# RBT March '13 Meeting



## cripple469 (5/3/13)

Our next meeting will see us abandon RBT Headquarters and head into the city to enjoy St Patrick's Day at the Brewery on Sunday the 17th of March. The Brewery is normally closed on Sundays but they are opening especially to celebrate this day with 4 Irish inspired beers (including two seasonals):
- Flanagan's Irish Stout
- Ned's Red Ale
- Irish Pale Ale (seasonal, especially for the day)
- Irish Blonde WHITE Stout (seasonal, and yes, you read correctly, a white stout)

The brewers will be doing brewery tours between 11:30PM to 1:00PM (with the purchase of a tasting paddle).
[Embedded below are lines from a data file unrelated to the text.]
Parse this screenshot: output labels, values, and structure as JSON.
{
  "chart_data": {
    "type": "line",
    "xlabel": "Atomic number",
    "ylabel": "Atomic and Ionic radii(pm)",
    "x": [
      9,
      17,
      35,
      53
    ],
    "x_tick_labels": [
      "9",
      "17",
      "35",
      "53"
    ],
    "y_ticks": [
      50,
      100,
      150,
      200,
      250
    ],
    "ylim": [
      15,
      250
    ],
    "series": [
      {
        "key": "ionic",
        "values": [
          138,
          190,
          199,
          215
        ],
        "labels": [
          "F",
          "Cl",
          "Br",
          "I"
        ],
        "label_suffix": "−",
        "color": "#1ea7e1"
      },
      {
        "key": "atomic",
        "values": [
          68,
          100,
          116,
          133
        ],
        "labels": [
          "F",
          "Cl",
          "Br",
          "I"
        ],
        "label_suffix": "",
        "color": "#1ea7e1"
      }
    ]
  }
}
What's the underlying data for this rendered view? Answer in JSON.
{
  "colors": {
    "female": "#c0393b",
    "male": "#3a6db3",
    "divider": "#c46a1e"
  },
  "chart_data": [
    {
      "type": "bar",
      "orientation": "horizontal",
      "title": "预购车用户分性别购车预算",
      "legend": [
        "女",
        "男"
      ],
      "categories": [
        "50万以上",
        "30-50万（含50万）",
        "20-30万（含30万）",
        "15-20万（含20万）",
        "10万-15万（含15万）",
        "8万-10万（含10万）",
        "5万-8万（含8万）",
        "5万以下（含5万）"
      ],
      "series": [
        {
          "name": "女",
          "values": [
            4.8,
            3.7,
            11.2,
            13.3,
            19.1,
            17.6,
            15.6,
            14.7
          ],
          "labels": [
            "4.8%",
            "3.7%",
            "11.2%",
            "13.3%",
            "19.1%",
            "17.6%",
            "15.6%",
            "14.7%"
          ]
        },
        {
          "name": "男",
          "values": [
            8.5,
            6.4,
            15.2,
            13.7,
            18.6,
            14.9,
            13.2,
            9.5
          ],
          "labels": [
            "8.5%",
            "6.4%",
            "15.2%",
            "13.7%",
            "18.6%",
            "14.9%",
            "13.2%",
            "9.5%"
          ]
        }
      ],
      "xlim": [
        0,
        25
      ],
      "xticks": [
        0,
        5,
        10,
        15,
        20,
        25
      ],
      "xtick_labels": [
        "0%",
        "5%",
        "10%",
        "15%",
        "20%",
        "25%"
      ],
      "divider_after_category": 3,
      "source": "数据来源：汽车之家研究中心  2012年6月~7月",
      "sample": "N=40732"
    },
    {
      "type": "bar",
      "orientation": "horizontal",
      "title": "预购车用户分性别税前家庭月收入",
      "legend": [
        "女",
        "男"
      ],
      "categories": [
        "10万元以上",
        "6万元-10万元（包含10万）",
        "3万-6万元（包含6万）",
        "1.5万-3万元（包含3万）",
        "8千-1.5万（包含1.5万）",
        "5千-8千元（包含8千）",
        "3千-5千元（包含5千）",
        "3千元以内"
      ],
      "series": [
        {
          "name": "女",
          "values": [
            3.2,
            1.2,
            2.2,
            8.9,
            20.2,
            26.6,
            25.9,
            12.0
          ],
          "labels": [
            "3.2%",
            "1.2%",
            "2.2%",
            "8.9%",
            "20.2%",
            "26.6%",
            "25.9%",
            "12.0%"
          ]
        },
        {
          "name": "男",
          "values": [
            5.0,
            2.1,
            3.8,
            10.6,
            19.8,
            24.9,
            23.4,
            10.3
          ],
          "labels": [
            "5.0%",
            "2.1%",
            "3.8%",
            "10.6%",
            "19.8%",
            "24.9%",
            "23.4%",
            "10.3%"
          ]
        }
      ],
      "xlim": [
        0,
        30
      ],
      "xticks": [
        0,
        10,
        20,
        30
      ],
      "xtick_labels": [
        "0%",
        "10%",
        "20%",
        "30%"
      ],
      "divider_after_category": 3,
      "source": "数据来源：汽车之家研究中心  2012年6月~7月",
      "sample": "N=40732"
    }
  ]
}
This will be an unofficial meeting so we're not reserving an area, there won't be our normal rental charge and we can't take in our own beers. We also won't be holding an official 'learning experience' like usual; however, we would encourage you to bring some friends along who are prepared to try beers that are alternative to the mainstream and we'll have a crack at educating them on our love of beer and brewing. The more support we can get for craft beer, the more of it we'll see.

Day kicks off at 11:30 so come whenever you can - there is bound to be an RBT table from very early on. Bring your green hat and we'll see you there.


----------